Just got a birthday card from Camel. How am I supposed to stop smoking when they care?
I don't understand why everytime I fuck his bestfriend he seems more interested in me...
The last good decent convo we has was when I was trying to convince you to let me watch you pee.
I tried to discuss modern art with a cab driver after explaining that I only had one shoe on b/c a pitbull ate the other one. Wtf. Call me when you can.
This is why I need to move out...so my naked vomit covered walk of shames to the bathroom are only witnessed by one other person who is equally as pathetic as me and the cat
I just had to beg some random guy to help me climb through your porch window since the door was locked.
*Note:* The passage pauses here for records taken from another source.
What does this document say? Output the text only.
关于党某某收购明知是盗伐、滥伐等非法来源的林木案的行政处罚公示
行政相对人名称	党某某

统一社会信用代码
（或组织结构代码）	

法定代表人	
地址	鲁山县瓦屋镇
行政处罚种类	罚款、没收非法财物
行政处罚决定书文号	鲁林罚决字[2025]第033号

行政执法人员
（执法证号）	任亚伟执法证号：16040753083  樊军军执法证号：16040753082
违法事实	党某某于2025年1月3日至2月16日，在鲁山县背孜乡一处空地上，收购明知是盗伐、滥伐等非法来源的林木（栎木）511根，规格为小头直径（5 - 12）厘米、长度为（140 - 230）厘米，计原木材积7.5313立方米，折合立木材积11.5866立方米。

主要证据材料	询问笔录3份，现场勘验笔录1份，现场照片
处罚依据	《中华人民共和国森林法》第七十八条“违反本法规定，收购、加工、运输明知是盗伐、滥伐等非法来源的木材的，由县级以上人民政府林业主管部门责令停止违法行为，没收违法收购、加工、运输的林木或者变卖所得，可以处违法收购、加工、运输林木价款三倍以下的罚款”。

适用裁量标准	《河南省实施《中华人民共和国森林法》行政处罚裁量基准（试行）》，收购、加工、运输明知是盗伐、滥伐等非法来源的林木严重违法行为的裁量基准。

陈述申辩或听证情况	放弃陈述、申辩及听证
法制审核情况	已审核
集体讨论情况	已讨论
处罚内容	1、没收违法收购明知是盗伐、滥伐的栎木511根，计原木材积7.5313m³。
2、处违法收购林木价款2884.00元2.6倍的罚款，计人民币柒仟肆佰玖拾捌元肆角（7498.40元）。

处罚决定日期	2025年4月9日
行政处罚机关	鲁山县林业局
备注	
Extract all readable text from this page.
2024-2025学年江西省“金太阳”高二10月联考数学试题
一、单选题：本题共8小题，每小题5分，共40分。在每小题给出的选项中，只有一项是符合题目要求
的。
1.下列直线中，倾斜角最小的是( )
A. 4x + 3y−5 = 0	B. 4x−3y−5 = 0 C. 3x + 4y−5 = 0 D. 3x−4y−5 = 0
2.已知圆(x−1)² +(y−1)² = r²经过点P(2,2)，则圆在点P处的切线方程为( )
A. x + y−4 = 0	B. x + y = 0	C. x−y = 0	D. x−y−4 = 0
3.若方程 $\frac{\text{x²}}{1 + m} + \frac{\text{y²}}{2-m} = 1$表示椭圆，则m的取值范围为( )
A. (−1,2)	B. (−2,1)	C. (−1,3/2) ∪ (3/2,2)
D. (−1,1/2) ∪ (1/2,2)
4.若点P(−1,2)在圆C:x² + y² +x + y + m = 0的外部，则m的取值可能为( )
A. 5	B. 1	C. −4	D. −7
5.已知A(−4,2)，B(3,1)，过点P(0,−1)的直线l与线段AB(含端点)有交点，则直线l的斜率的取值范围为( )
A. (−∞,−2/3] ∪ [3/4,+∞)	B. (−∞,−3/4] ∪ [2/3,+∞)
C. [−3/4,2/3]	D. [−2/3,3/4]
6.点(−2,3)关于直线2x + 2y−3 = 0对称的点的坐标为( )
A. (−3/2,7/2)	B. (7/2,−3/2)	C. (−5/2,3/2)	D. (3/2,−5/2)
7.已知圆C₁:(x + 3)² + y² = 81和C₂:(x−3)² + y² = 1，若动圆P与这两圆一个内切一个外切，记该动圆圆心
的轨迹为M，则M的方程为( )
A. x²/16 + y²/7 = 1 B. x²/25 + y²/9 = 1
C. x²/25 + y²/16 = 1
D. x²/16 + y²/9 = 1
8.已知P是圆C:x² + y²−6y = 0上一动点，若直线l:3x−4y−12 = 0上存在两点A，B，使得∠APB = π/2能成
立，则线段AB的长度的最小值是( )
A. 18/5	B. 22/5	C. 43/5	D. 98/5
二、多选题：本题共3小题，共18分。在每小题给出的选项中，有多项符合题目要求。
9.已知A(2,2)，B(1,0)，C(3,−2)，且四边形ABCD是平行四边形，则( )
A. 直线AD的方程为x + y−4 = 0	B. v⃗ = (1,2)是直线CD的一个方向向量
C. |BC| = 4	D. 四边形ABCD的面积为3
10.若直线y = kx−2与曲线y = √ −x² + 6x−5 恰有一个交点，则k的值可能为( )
FYI...i hear you having sex in there. You could of at least taken a break to unlock the damn door. WTF!!!
As a gentleman, I asked her if she was sure and she just whispered "wreck me" in my ear. I took that as a green light.
He is 30 (that's 8 years older than I am) and uses more Emojis than I do. Problem?
When do you want to get tanked and forget our entire college education?
I just set my acrylic nail on fire while trying to light my blunt
So I have now fucked both my roommates...This is why I can’t live with men.